Q: How should a person choose a career? Hamlin: It’s bad when somebody says, “I think I’ll be an accountant just to make the money; I don’t really like it but I think I’ll just do that because I can find a job.” You have to understand that successful accountants really love accounting, they have this tremendous creative relationship to the field, they use their knowledge to make really interesting observations, they love it. And you don’t want to compete with somebody if you’re just doing it for a job. You won’t do well because the other people will be staying up all night because they’re so excited about it.

Q: Any thoughts on selecting courses? Hamlin: If you had asked me in college what my motivations were for taking certain courses, it would have been, “oh, this would be fun; I like this teacher.” I met my wife, actually, because we both had a common friend who said this one geography class was unbelievable: geography was completely out of the field for me. Odell: The best advice I ever heard is that each term is another shot at trying to find something that you like. So the best thing for students to do is to take the course offerings really seriously, as 12–week opportunities to get to see about something they don't know about, and find out if they would like it. If they find something that they like, take another course in that field. Find another place to do it.

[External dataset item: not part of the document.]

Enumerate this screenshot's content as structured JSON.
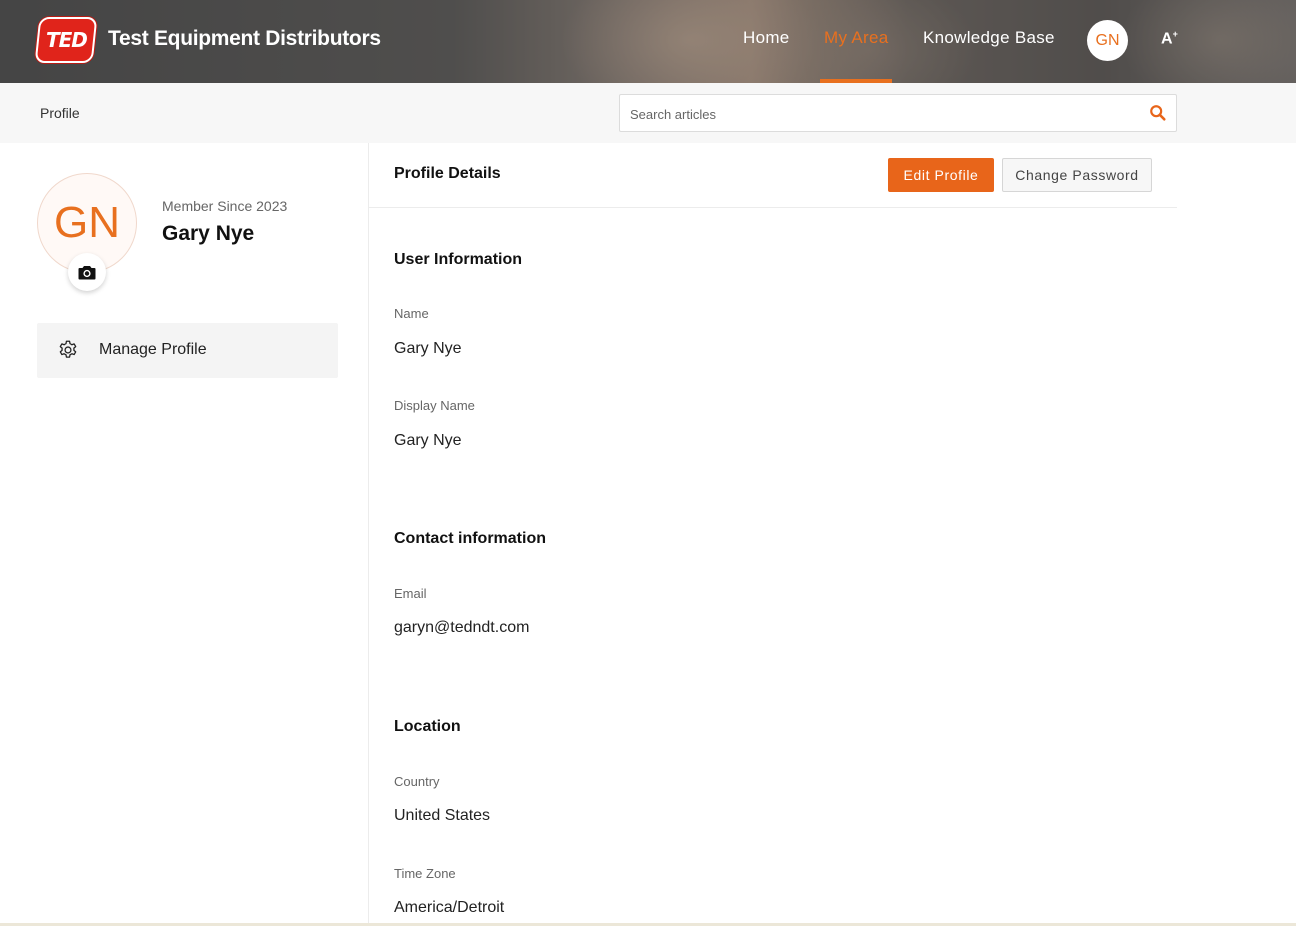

Q: What should students at St. Olaf be focusing on right now? Nichols: What they're interested in: it's always good to shop around and find out what that is. I don't think it's a good idea for students to pursue a course of study that their parents want. You shouldn't disregard your parents, but you also have to find what you want yourself. Odell: Get involved in things they can really be passionate about. This is the only way they're going to find what they really like to do. If they're passionate, they'll invest all of their energy in doing something. If they're doing a political science major just because they think this will get them into law school they’ll probably be a mediocre political science major, possibly also a mediocre law student. The real clue is to find something you really love. Nichols: I guess I just feel like undergrad education is part of the journey. The going is more important than the getting there, so you should enjoy it. Students often don't enjoy it enough. Now of course, they are worried about their grades. After all, if you do want to go on, you shouldn't disregard grades. It seems to me it's worthwhile to think about what you're studying in relation to what resonates with you personally.